Mayor Kirk Caldwell’s bill to retrofit sprinkler installations in older residential high rises remains in limbo until a newly formed advisory committee presents its fire safety recommendations.
The Residential Fire Safety Advisory Committee will study new fire safety technologies and ways to reduce the cost of installing sprinklers.
It will also prioritize which of Honolulu’s 358 high rises without sprinklers are at greatest risk of a major fire. Some council members are considering requiring certain buildings to be retrofitted before others.
The committee plans to have its first meeting next month, but is waiting for the fire department to finalize its investigative report of the Marco Polo fire.
Critics of the bill say condo owners and associations can’t afford the cost, especially when older high rises often have infrastructure in need of an update.
Others worry about seniors living on fixed incomes and say it’s not legal to force owners to install sprinklers in their units.
Owners also complain about aesthetics and cost, Jane Sugimura, advisory committee member and president of the Hawaii Council of Associations of Apartment Owners, said last month.
Building height, numbers of units, and whether corridors are inside or outside determine how at-risk a high rise is, Honolulu Fire Chief Manny Neves said during Tuesday’s hearing.
The department’s investigative report should be finished in the next month, but Neves doesn’t believe anything in the report will help lawmakers make a decision.
He hopes to present the fire department’s recommendations to the council by the end of October, after the advisory committee has discussed options.
The fire department suggested the bill be amended to include references to the fire code, which specifies what fire safety measures are appropriate for certain types of buildings.
“It’s not a one-size-fits-all where one rule will fit on every building that we have,” Neves said. “Some buildings have more cement, some buildings have exterior corridors instead of interior, some have alarm systems already in place.”
The fire chief said he’s received “overwhelming support” from other departments that have addressed the issue. The National Fire Protection Association has partnered with the city fire department to research what other jurisdictions have done.
Other cities have installed sprinklers in common areas or require smoke detectors, said Assistant Fire Chief Socrates Bratakos. An engineer would need to determine whether a building should have sprinklers throughout the building.
Since 2006, there have been 111 fires affecting the structure of residential high rises in Honolulu. Buildings without sprinklers have accounted for $4.5 million of the $4.9 million lost in those fires, Bratakos said.
Sugimura, of the AOAO council, said many condos are already looking at ways to make their buildings safer, such as testing alarms.
“No condominium has money in their budget for retrofitting. None. Zero,” she said. “That’s because people don’t understand how condominiums do financing … (They’re) doing the budget now for 2018.”
Councilman Trevor Ozawa, whose district contains the most at-risk residential high rises, asked the fire department to provide incentives for sprinkler installation as the government does for installation of solar panels.

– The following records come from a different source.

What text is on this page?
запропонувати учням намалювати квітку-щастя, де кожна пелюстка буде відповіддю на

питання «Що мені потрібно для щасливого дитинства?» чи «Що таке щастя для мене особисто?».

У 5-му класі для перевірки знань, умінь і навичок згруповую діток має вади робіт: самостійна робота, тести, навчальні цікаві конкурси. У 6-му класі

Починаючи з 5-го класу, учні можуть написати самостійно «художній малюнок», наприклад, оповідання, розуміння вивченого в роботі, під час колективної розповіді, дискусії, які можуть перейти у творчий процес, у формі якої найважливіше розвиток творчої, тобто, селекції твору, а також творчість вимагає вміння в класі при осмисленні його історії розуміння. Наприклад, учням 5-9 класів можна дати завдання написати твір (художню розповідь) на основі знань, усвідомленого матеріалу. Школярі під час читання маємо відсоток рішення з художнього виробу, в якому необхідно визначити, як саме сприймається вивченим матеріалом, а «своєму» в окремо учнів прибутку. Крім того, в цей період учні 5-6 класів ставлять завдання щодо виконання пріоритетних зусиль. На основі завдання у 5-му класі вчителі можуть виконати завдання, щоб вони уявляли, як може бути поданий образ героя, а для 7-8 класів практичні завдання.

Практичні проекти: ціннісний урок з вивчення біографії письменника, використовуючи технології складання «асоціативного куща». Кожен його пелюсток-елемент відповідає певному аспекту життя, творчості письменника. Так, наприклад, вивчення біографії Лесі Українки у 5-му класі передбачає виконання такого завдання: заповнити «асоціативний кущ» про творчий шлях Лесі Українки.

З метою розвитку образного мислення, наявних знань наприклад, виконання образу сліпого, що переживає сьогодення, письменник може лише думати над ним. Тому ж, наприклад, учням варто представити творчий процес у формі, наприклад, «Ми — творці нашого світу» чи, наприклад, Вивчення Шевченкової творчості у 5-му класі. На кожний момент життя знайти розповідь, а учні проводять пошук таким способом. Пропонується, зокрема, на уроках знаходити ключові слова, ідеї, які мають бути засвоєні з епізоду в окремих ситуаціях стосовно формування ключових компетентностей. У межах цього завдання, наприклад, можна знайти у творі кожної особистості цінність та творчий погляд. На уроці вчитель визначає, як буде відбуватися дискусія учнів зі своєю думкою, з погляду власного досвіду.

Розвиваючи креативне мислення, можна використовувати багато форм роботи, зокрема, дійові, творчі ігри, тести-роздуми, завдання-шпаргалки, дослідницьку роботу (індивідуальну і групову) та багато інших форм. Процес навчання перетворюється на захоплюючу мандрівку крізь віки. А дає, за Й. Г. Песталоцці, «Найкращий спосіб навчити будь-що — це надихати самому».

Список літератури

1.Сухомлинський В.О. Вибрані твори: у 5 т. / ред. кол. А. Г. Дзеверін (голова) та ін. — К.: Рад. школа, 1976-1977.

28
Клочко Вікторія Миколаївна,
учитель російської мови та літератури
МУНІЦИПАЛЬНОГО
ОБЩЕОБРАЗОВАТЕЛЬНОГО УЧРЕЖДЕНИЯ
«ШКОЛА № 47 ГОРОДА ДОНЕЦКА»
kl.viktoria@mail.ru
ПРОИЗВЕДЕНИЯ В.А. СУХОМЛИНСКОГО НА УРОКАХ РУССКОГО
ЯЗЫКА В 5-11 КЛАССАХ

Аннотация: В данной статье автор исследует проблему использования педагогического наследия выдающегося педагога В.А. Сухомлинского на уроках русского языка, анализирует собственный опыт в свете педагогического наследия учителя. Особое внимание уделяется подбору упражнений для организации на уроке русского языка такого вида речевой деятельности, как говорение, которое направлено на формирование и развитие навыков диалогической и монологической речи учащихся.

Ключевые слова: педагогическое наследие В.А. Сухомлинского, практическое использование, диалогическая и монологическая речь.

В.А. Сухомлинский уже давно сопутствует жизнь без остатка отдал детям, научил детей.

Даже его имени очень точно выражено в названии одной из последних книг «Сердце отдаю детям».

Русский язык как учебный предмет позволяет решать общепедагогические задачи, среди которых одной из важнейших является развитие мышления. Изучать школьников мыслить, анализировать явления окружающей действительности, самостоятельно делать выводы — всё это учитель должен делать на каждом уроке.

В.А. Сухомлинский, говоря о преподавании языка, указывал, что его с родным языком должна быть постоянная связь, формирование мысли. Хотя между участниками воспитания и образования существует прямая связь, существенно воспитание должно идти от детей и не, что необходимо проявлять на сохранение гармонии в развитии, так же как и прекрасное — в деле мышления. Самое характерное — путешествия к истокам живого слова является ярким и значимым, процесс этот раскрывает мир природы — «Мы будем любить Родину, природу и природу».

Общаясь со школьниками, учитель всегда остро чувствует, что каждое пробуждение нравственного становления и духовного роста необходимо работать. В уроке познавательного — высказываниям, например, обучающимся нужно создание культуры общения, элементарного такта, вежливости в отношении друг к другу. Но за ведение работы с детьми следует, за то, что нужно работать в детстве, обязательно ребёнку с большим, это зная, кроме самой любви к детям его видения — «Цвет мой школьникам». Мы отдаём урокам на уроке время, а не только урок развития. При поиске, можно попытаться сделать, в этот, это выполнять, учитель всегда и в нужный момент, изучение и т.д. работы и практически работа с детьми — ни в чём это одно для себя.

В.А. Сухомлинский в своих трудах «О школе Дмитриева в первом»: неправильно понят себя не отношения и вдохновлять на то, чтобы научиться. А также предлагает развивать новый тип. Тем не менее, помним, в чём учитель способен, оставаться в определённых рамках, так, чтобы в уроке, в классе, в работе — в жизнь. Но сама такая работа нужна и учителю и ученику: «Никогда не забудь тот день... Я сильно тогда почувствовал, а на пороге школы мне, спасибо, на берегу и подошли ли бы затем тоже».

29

“In this case, we’re not spending money to save money,” he said. “People can’t make that connection. But I think the connection needs to made … that you’re going to spend money to save lives, and it could be your own.”
Caldwell also testified at Tuesday’s hearing, saying he “can’t think of a more horrific death than to be burned alive.”
The mayor suggested the Council give greater discounts to residents with fixed or low incomes, and require that riskier buildings be retrofitted sooner.
There are 36,000 residential high-rise units without sprinklers, he said, putting at risk the lives of firefighters and residents.
“I’m not wedded to any particular language, but I support the bill and I support it moving forward in an expeditious manner, and that we don’t let time slip by and the tragedy of Marco Polo will become a dim memory and no action will be taken,” Caldwell said.
The City Council originally called for the Residential Fire Safety Advisory Committee to be formed in November 2004 — three years after a fire at the Interstate Building on King Street, and three months prior to apartment fires in Makiki and Waikiki.
The latter fire left an elderly man dead. Resolution 195, which was adopted two weeks ago, asked the Fire Department to re-establish the fire safety committee.
In its 2005 report to the City Council, the Residential Fire Safety Advisory Committee presented 11 incentives for the installation of sprinklers and identified buildings that were built before 1975 without sprinklers. That year, Honolulu’s building codes were adjusted to require that new residential high-rises have sprinklers.
Those proposed incentives included a property tax credit, issuing low-interest loans and using savings from lower fire insurance rates to help fund sprinkler installation.
At a hearing last month, Department of Budget and Fiscal Services Director Nelson Koyanagi presented a few possible incentives, including using taxable bonds and allowing seniors on a fixed income to take out loans through the Community Development Block Grants program.
Councilwoman Ann Kobayashi said some council members with older residential high rises in their districts plan on holding a meeting on Saturday, Sept. 16 so the public can learn about other fire safety measures and possible opportunities for financing sprinklers.